Though some Republican senators on her confirmation panel will raise the issue, albeit gingerly, in her confirmation hearings, the votes are not there to derail her confirmation. Only if she stumbles badly in dealing with the questions or other issues, such as her "wise Latina" comment, is there any real possibility of her nomination sinking. This case underlies, however, the inescapable fact that we will have a race-conscious activist judge on the Supreme Court, one who has had seven of eight decisions that have gone to the Supreme Court for review overturned. Not an impressive record for one ascending to that same court.

"Welcome to the Supreme Court, Justice Sotomayor. We've read your writings."

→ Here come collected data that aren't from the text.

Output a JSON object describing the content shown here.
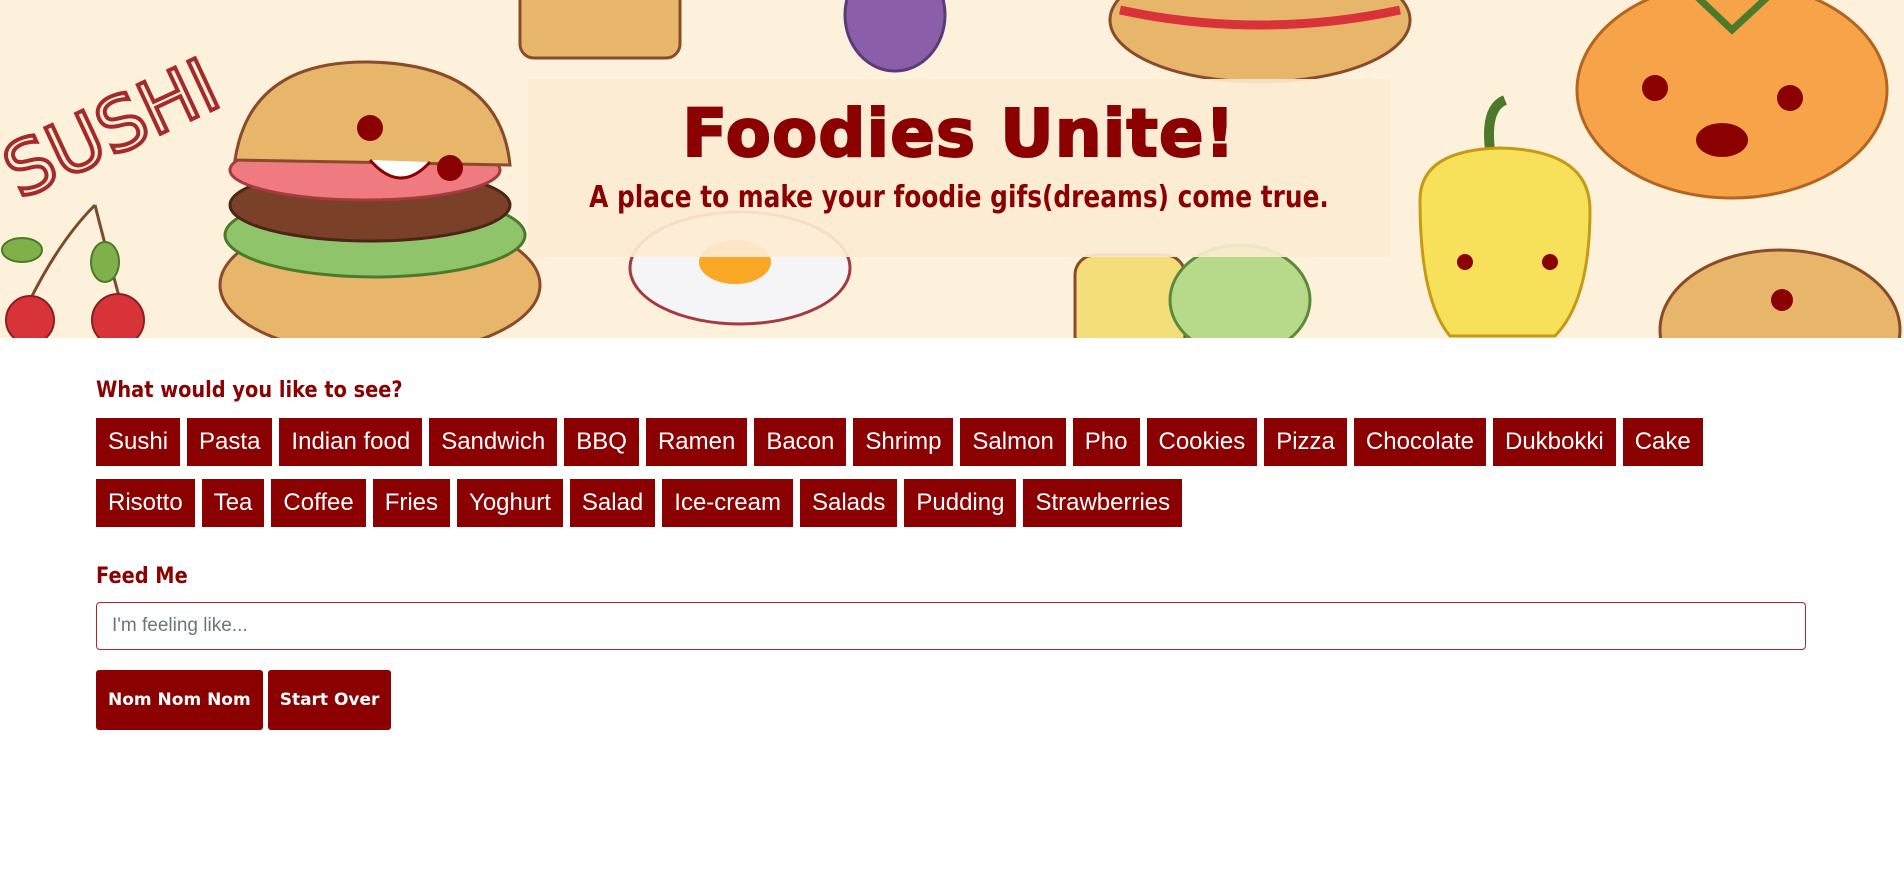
{
  "header": {
    "title": "Foodies Unite!",
    "subtitle": "A place to make your foodie gifs(dreams) come true.",
    "banner_text": "SUSHI"
  },
  "topics_section": {
    "label": "What would you like to see?",
    "topics": [
      "Sushi",
      "Pasta",
      "Indian food",
      "Sandwich",
      "BBQ",
      "Ramen",
      "Bacon",
      "Shrimp",
      "Salmon",
      "Pho",
      "Cookies",
      "Pizza",
      "Chocolate",
      "Dukbokki",
      "Cake",
      "Risotto",
      "Tea",
      "Coffee",
      "Fries",
      "Yoghurt",
      "Salad",
      "Ice-cream",
      "Salads",
      "Pudding",
      "Strawberries"
    ]
  },
  "feed_section": {
    "label": "Feed Me",
    "input_placeholder": "I'm feeling like...",
    "input_value": ""
  },
  "actions": {
    "submit_label": "Nom Nom Nom",
    "reset_label": "Start Over"
  },
  "colors": {
    "accent": "#8b0000",
    "banner_bg": "#fdf1dc",
    "title_box_bg": "#fdecd2"
  },
  "banner_icons": [
    "sushi-sign-icon",
    "cherry-icon",
    "burger-icon",
    "fried-egg-icon",
    "hotdog-icon",
    "plum-icon",
    "corn-icon",
    "pepper-icon",
    "tomato-icon",
    "bun-icon"
  ]
}
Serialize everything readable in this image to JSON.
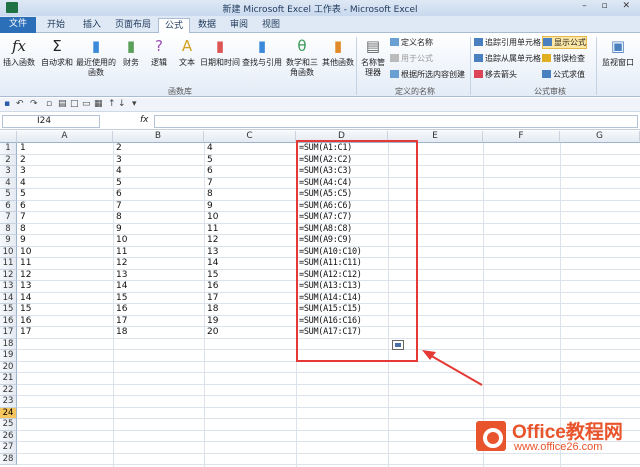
{
  "window": {
    "title": "新建 Microsoft Excel 工作表 - Microsoft Excel"
  },
  "tabs": [
    {
      "label": "文件",
      "name": "tab-file"
    },
    {
      "label": "开始",
      "name": "tab-home"
    },
    {
      "label": "插入",
      "name": "tab-insert"
    },
    {
      "label": "页面布局",
      "name": "tab-page-layout"
    },
    {
      "label": "公式",
      "name": "tab-formulas"
    },
    {
      "label": "数据",
      "name": "tab-data"
    },
    {
      "label": "审阅",
      "name": "tab-review"
    },
    {
      "label": "视图",
      "name": "tab-view"
    }
  ],
  "ribbon": {
    "insert_function": "插入函数",
    "autosum": "自动求和",
    "recent": "最近使用的函数",
    "financial": "财务",
    "logical": "逻辑",
    "text": "文本",
    "datetime": "日期和时间",
    "lookup": "查找与引用",
    "math": "数学和三角函数",
    "other": "其他函数",
    "group_library": "函数库",
    "name_manager": "名称管理器",
    "define_name": "定义名称",
    "use_in_formula": "用于公式",
    "create_from_selection": "根据所选内容创建",
    "group_names": "定义的名称",
    "trace_precedents": "追踪引用单元格",
    "trace_dependents": "追踪从属单元格",
    "remove_arrows": "移去箭头",
    "show_formulas": "显示公式",
    "error_checking": "错误检查",
    "evaluate_formula": "公式求值",
    "group_audit": "公式审核",
    "watch_window": "监视窗口"
  },
  "namebox": "I24",
  "fx": "fx",
  "columns": [
    "A",
    "B",
    "C",
    "D",
    "E",
    "F",
    "G"
  ],
  "rows": [
    {
      "n": "1",
      "a": "1",
      "b": "2",
      "c": "4",
      "d": "=SUM(A1:C1)"
    },
    {
      "n": "2",
      "a": "2",
      "b": "3",
      "c": "5",
      "d": "=SUM(A2:C2)"
    },
    {
      "n": "3",
      "a": "3",
      "b": "4",
      "c": "6",
      "d": "=SUM(A3:C3)"
    },
    {
      "n": "4",
      "a": "4",
      "b": "5",
      "c": "7",
      "d": "=SUM(A4:C4)"
    },
    {
      "n": "5",
      "a": "5",
      "b": "6",
      "c": "8",
      "d": "=SUM(A5:C5)"
    },
    {
      "n": "6",
      "a": "6",
      "b": "7",
      "c": "9",
      "d": "=SUM(A6:C6)"
    },
    {
      "n": "7",
      "a": "7",
      "b": "8",
      "c": "10",
      "d": "=SUM(A7:C7)"
    },
    {
      "n": "8",
      "a": "8",
      "b": "9",
      "c": "11",
      "d": "=SUM(A8:C8)"
    },
    {
      "n": "9",
      "a": "9",
      "b": "10",
      "c": "12",
      "d": "=SUM(A9:C9)"
    },
    {
      "n": "10",
      "a": "10",
      "b": "11",
      "c": "13",
      "d": "=SUM(A10:C10)"
    },
    {
      "n": "11",
      "a": "11",
      "b": "12",
      "c": "14",
      "d": "=SUM(A11:C11)"
    },
    {
      "n": "12",
      "a": "12",
      "b": "13",
      "c": "15",
      "d": "=SUM(A12:C12)"
    },
    {
      "n": "13",
      "a": "13",
      "b": "14",
      "c": "16",
      "d": "=SUM(A13:C13)"
    },
    {
      "n": "14",
      "a": "14",
      "b": "15",
      "c": "17",
      "d": "=SUM(A14:C14)"
    },
    {
      "n": "15",
      "a": "15",
      "b": "16",
      "c": "18",
      "d": "=SUM(A15:C15)"
    },
    {
      "n": "16",
      "a": "16",
      "b": "17",
      "c": "19",
      "d": "=SUM(A16:C16)"
    },
    {
      "n": "17",
      "a": "17",
      "b": "18",
      "c": "20",
      "d": "=SUM(A17:C17)"
    },
    {
      "n": "18",
      "a": "",
      "b": "",
      "c": "",
      "d": ""
    },
    {
      "n": "19",
      "a": "",
      "b": "",
      "c": "",
      "d": ""
    },
    {
      "n": "20",
      "a": "",
      "b": "",
      "c": "",
      "d": ""
    },
    {
      "n": "21",
      "a": "",
      "b": "",
      "c": "",
      "d": ""
    },
    {
      "n": "22",
      "a": "",
      "b": "",
      "c": "",
      "d": ""
    },
    {
      "n": "23",
      "a": "",
      "b": "",
      "c": "",
      "d": ""
    },
    {
      "n": "24",
      "a": "",
      "b": "",
      "c": "",
      "d": ""
    },
    {
      "n": "25",
      "a": "",
      "b": "",
      "c": "",
      "d": ""
    },
    {
      "n": "26",
      "a": "",
      "b": "",
      "c": "",
      "d": ""
    },
    {
      "n": "27",
      "a": "",
      "b": "",
      "c": "",
      "d": ""
    },
    {
      "n": "28",
      "a": "",
      "b": "",
      "c": "",
      "d": ""
    }
  ],
  "selected_row": "24",
  "watermark": {
    "brand": "Office教程网",
    "url": "www.office26.com"
  },
  "colors": {
    "file_tab": "#2a6fb8",
    "highlight": "#e53935",
    "watermark": "#e8542b"
  }
}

Now let's look at the test itself. This test was highly-vented for flaws that would deem it culturally discrimnatory against African-Americans (whatever that entails). It was reviewed by minority firefighters among the supervisory ranks for flaws. It was deemed fair. Yet, no African-American scored high enough to merit promotion. So it was thrown out, and those white fire-fighters (plus two Hispanics) who qualified were denied their promotions in the name of racial equity. In that case, why not forget about promotional tests and throw them all out? Just pick your promotions along racial lines and be done with it?

And what message do we send to African-American employees when we throw out a test in which none qualified? Are we to say to our black employees that they are not good enough to pass a certain test because they are black? Just what are the factors that officials look for when determining that a test is culturally biased against a specific ethnic group?

To me, this case shows that affirmative action is an idea whose time has passed. Whatever need may have existed for it once no longer exists. It is nothing more than an insult to minorities which sends a message that they should be judged by lesser standards. Is that what they really want? Is it not a form of racism to set up an artificial system to ensure that the required number of minority employees are represented? Don't we believe that they are fully capable of achieving results on their own?

Don't you believe that, Judge Sotomayor?